If having read this far, you think storage may be for you, then there are lots of questions you should ask any prospective installer to ensure you have the correct information. There’s a list of suggested questions at the end of this Guide. But before you get to that point, you might want to weigh up a few things. 5.1 Your ‘load profile’: how much of your solar PV generation you use/are likely to use You may use (or already use) most or all of the electricity generated by your solar PV system during the day, for instance if:

• you are at home during the day and/or

• you set energy-intensive appliances on timers to run during the day and/or

• you divert some of the electricity, for example to an immersion heater to heat hot water. In this case, your ‘self-consumption’ of the solar PV electricity is already high.

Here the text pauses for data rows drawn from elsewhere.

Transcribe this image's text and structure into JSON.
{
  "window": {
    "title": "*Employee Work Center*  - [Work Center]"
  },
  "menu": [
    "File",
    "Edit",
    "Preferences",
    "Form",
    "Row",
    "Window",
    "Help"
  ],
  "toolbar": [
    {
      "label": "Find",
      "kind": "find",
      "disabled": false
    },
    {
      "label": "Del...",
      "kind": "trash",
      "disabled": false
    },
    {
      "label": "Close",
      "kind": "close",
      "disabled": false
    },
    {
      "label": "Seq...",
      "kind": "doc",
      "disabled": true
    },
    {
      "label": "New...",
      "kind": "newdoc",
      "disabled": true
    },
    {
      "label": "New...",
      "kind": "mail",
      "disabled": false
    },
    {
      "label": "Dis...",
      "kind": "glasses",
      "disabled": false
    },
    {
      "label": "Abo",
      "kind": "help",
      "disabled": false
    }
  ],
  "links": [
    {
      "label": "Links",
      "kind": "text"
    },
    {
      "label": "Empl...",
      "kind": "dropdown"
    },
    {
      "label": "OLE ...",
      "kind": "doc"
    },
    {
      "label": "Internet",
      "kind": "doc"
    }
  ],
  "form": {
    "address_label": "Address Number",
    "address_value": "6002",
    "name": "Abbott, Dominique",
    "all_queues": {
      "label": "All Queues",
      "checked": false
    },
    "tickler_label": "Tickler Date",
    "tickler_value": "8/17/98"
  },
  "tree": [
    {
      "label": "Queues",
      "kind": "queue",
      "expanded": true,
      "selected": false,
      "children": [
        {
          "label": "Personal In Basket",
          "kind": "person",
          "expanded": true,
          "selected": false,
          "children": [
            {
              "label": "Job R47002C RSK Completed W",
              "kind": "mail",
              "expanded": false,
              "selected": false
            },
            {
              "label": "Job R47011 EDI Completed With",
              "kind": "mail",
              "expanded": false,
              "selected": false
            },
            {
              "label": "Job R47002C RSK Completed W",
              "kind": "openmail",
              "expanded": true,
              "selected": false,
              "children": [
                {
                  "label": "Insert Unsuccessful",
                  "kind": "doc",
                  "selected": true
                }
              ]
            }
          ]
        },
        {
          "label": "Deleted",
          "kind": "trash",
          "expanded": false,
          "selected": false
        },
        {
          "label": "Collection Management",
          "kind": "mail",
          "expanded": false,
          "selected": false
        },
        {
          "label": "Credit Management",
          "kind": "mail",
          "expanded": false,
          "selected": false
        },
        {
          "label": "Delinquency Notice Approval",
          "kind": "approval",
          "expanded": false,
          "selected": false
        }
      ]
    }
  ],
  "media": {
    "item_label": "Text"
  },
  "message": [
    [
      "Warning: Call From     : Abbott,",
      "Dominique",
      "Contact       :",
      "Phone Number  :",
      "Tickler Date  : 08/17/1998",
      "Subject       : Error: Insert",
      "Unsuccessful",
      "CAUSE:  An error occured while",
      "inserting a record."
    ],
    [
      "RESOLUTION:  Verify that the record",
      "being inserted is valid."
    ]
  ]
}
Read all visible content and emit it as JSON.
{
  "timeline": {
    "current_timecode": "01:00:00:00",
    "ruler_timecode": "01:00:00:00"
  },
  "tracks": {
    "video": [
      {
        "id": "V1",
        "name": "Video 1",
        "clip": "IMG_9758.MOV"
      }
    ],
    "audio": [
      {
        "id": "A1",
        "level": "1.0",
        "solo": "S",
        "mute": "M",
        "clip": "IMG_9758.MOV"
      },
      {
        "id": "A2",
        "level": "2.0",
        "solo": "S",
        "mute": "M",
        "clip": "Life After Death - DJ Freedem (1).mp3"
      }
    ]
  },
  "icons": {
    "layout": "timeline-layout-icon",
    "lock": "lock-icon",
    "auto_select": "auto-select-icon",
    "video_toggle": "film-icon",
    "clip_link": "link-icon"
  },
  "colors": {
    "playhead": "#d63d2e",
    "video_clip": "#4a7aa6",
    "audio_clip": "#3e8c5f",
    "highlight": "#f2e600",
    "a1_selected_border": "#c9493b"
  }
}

And your ‘load profile’ – when you use electricity and how much you use – means you won’t have much (or any) surplus electricity from your solar PV system to store in a battery. Information on how much solar electricity you export to the grid at different times of the year is useful to have when considering these points.

Costs vs benefits

You can weigh up the substantial costs of the battery storage system against the potential benefits. In purely financial terms, you can compare the cost of the battery system with your estimated benefit in savings. On the cost side, you need to take into account:

• the full cost of the system, including any running costs

• the cost of replacing the battery at least once in the lifetime of your PV panels. On the benefits side, every kWh you use from the battery is a kWh you don’t have to import from the grid and pay your electricity supplier for. How much YOU will save over the course of a year depends on your circumstances, including: your solar PV system, your ‘load profile’, the battery concerned, your electricity tariff per kWh.

In working out savings, remember to factor in:

• The cost of any mains-charging

• Whether your FIT generation or export tariffs are affected

• The savings won’t be the same in the winter months as in the summer. Comparing total costs with net benefits per year will show you how many years it would take for the system to ‘pay for itself’ or ‘payback’. This is an approximate calculation only. It assumes a constant level of annual benefit over the years and does not take into account any inflation, or changes in usage, electricity prices or export tariffs.